Veda Brings Kraken Vaults to 2,000+ Teams on Privy

Veda will make the vault infrastructure behind Kraken DeFi Earn available to more than 2,000 developer teams on Privy through a new API announced at Proof of Talk 2026.

Veda is making the vault infrastructure that powers Kraken DeFi Earn available to developer teams building on Privy via an API integration announced at Proof of Talk 2026 in Paris.

Privy, acquired by Stripe in June 2025, provides embedded wallet infrastructure to more than 2,000 developer teams and supports over 120 million accounts. Its wallets do not require seed phrases or separate apps.

Until now, Veda reached platforms through one-off integrations with companies including Kraken and EtherFi. Those integrations required months of engineering work.

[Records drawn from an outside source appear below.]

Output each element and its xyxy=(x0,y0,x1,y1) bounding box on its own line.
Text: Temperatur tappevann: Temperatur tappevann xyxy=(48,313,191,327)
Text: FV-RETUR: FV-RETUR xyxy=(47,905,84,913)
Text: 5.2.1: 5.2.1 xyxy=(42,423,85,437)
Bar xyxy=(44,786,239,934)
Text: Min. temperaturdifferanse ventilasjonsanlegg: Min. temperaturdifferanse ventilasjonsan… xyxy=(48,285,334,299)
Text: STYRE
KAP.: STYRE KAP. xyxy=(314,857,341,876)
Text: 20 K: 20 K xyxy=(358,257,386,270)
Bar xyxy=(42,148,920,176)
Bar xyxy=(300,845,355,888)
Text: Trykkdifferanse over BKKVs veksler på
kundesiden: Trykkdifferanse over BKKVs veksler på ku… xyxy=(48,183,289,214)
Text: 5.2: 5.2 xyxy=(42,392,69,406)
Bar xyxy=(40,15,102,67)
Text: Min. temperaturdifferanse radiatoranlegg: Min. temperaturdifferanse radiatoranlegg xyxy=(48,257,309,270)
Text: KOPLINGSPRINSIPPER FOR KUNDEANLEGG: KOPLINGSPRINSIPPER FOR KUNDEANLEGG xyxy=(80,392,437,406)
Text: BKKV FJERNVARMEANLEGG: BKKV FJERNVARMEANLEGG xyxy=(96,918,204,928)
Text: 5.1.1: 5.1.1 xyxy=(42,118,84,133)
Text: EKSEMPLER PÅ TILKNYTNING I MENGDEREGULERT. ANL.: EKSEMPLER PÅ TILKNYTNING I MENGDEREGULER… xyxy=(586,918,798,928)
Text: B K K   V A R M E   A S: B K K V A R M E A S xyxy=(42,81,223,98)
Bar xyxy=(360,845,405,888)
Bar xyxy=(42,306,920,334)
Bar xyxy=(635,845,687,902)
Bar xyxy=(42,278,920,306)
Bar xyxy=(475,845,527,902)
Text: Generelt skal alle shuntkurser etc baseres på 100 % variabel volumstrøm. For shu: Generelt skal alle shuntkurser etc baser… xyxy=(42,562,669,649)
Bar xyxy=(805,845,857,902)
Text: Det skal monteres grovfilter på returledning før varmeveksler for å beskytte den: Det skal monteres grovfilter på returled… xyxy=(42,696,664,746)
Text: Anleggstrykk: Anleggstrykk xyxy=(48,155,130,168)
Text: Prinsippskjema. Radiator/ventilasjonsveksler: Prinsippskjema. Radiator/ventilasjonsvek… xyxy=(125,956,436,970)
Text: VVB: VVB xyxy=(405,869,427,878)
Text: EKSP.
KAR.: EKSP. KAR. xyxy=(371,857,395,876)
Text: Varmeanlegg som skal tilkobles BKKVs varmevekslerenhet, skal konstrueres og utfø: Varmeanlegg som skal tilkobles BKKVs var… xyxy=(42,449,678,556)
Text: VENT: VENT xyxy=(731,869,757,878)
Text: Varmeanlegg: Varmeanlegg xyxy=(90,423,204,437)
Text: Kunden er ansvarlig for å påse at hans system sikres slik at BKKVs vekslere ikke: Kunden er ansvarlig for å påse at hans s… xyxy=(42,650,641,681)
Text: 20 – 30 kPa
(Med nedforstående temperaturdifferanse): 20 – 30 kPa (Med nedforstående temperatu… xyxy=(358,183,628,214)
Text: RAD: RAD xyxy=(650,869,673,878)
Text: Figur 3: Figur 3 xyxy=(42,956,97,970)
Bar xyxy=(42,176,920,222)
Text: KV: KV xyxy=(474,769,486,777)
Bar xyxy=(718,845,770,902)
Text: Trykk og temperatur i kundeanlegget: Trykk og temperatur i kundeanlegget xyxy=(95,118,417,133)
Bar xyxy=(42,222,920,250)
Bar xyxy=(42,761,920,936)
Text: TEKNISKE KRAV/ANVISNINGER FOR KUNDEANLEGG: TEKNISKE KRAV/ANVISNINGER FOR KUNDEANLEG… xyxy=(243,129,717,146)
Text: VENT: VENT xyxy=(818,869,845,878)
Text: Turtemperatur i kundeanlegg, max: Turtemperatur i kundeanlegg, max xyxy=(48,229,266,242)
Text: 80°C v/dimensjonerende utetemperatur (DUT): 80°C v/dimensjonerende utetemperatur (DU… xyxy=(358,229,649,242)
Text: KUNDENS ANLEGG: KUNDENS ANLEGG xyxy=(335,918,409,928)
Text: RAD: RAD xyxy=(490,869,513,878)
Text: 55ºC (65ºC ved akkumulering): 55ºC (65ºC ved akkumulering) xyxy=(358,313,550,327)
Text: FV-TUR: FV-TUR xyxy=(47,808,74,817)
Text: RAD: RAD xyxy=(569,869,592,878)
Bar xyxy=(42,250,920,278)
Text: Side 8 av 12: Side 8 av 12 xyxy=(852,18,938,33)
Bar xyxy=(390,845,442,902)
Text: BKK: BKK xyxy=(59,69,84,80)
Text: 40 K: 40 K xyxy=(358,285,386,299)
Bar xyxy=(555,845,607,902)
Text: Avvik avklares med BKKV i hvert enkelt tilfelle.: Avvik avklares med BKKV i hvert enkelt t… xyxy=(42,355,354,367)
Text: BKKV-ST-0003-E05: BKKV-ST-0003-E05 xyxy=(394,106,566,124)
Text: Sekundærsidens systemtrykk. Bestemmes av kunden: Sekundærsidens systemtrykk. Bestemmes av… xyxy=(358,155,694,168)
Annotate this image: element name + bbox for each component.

The Privy API allows developers to call Veda's vault stack directly instead of building a custom connection. At launch, Veda will offer two vaults that use diversified, multi-protocol strategies across leading EVM chains and accept major stablecoins. Developers can set their own fee on top of the yield strategies.

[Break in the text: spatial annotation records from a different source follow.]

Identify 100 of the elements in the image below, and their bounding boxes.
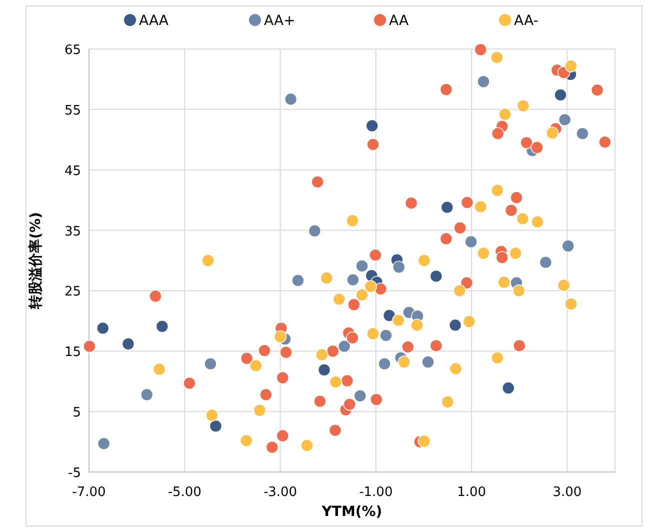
point	[504, 204, 518, 217]
point	[340, 374, 354, 388]
point	[364, 280, 378, 293]
point	[122, 337, 135, 350]
point	[249, 359, 262, 372]
point	[314, 394, 326, 408]
point	[448, 318, 462, 332]
point	[404, 196, 418, 210]
point	[311, 176, 324, 188]
point	[140, 388, 154, 402]
point	[490, 184, 504, 197]
point	[318, 363, 331, 376]
point	[520, 136, 533, 150]
point	[496, 251, 509, 264]
point	[498, 108, 512, 121]
point	[284, 92, 298, 106]
point	[477, 246, 490, 260]
point	[183, 376, 196, 390]
point	[440, 200, 454, 214]
point	[356, 260, 368, 272]
point	[369, 248, 382, 262]
point	[474, 43, 488, 56]
point	[512, 284, 526, 298]
point	[418, 434, 431, 448]
legend-label: AA-	[514, 13, 538, 29]
point	[240, 434, 253, 447]
point	[205, 408, 218, 422]
point	[97, 437, 110, 450]
point	[380, 329, 392, 342]
point	[392, 260, 406, 274]
y-tick-label: 55	[64, 103, 81, 118]
point	[410, 318, 424, 332]
point	[502, 382, 515, 394]
point	[530, 141, 544, 154]
point	[280, 346, 292, 359]
point	[392, 314, 405, 327]
y-tick-label: 5	[72, 406, 81, 421]
point	[460, 276, 474, 290]
point	[149, 290, 162, 303]
legend-label: AA	[389, 13, 409, 29]
point	[554, 88, 567, 102]
y-tick-label: -5	[68, 466, 81, 481]
point	[374, 282, 388, 296]
point	[204, 357, 217, 370]
point	[402, 340, 414, 354]
point	[449, 362, 462, 376]
point	[539, 256, 552, 269]
point	[564, 60, 578, 72]
point	[320, 272, 334, 284]
point	[253, 404, 266, 417]
point	[558, 113, 572, 126]
x-tick-label: 1.00	[457, 485, 486, 500]
point	[338, 340, 351, 353]
point	[440, 232, 453, 246]
point	[462, 315, 476, 328]
point	[370, 393, 383, 406]
point	[440, 83, 453, 96]
y-tick-label: 45	[64, 164, 81, 179]
point	[366, 138, 380, 151]
x-axis-title: YTM(%)	[320, 504, 382, 520]
point	[474, 200, 488, 214]
point	[96, 322, 110, 335]
point	[366, 119, 378, 132]
point	[491, 127, 504, 140]
point	[590, 84, 604, 96]
x-tick-label: -5.00	[168, 485, 202, 500]
point	[516, 99, 530, 112]
point	[546, 126, 559, 140]
point	[152, 362, 166, 376]
point	[509, 246, 522, 260]
point	[382, 309, 396, 322]
point	[477, 75, 490, 88]
point	[576, 127, 589, 140]
point	[564, 298, 578, 310]
point	[346, 214, 359, 228]
point	[512, 339, 526, 352]
point	[356, 288, 368, 302]
y-tick-label: 65	[64, 43, 81, 58]
point	[276, 371, 290, 384]
y-tick-label: 15	[64, 345, 81, 360]
point	[315, 348, 328, 362]
point	[510, 191, 523, 204]
point	[430, 339, 443, 352]
point	[562, 240, 575, 252]
point	[83, 340, 96, 353]
point	[453, 284, 466, 298]
x-tick-label: -3.00	[263, 485, 298, 500]
y-tick-label: 35	[64, 224, 81, 240]
point	[460, 196, 474, 209]
point	[557, 278, 570, 292]
point	[300, 439, 314, 452]
point	[329, 376, 342, 388]
point	[343, 398, 356, 411]
point	[346, 331, 359, 344]
point	[441, 396, 454, 408]
x-tick-label: 3.00	[552, 485, 582, 500]
point	[266, 440, 279, 454]
legend-label: AAA	[139, 13, 169, 29]
y-tick-label: 25	[64, 284, 81, 300]
point	[516, 212, 530, 226]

Veda plans to publish specific vault configurations and live yield networks in product documentation at launch. The company intends to add more allocation pathways after general availability, including top lending protocols and support for Solana.

Privy and Veda reported stablecoins now make up about 70% of assets in Privy-powered wallets, up from roughly 20% a year earlier. Veda said Kraken DeFi Earn drew more than $250 million in deposits in under four months.

Veda reported it has not experienced a major security incident. The company recently appointed Alberto Cuesta Cañada, co-author of the ERC-4626 vault standard and a former head of security at Optimism, as vice president of onchain security, and named TuongVy Le, former general counsel at Anchorage and a six-year SEC veteran, as general counsel.

Veda offers enterprise controls such as screening for OFAC sanctions, limiting vault access to a whitelist of approved users, and refusing to support products it deems excessively risky or opaque. Raghupathi described security as the company's top priority and noted the team has worked through stablecoin depegs, protocol exploits and liquidity crunches.

Raghupathi added that clearer rules would help the vault category and that some product types would not be supported. He said mainstream users are likely to access decentralized finance services through apps they already use rather than by interacting directly with blockchains.

Privy CEO Henri Stern said the integration expands what developers on the platform can build and that access to Veda's vault infrastructure through Privy's APIs lets teams offer yield products previously available only to large crypto platforms.

Access to the integration is currently by waitlist. Veda and Privy plan general availability next month.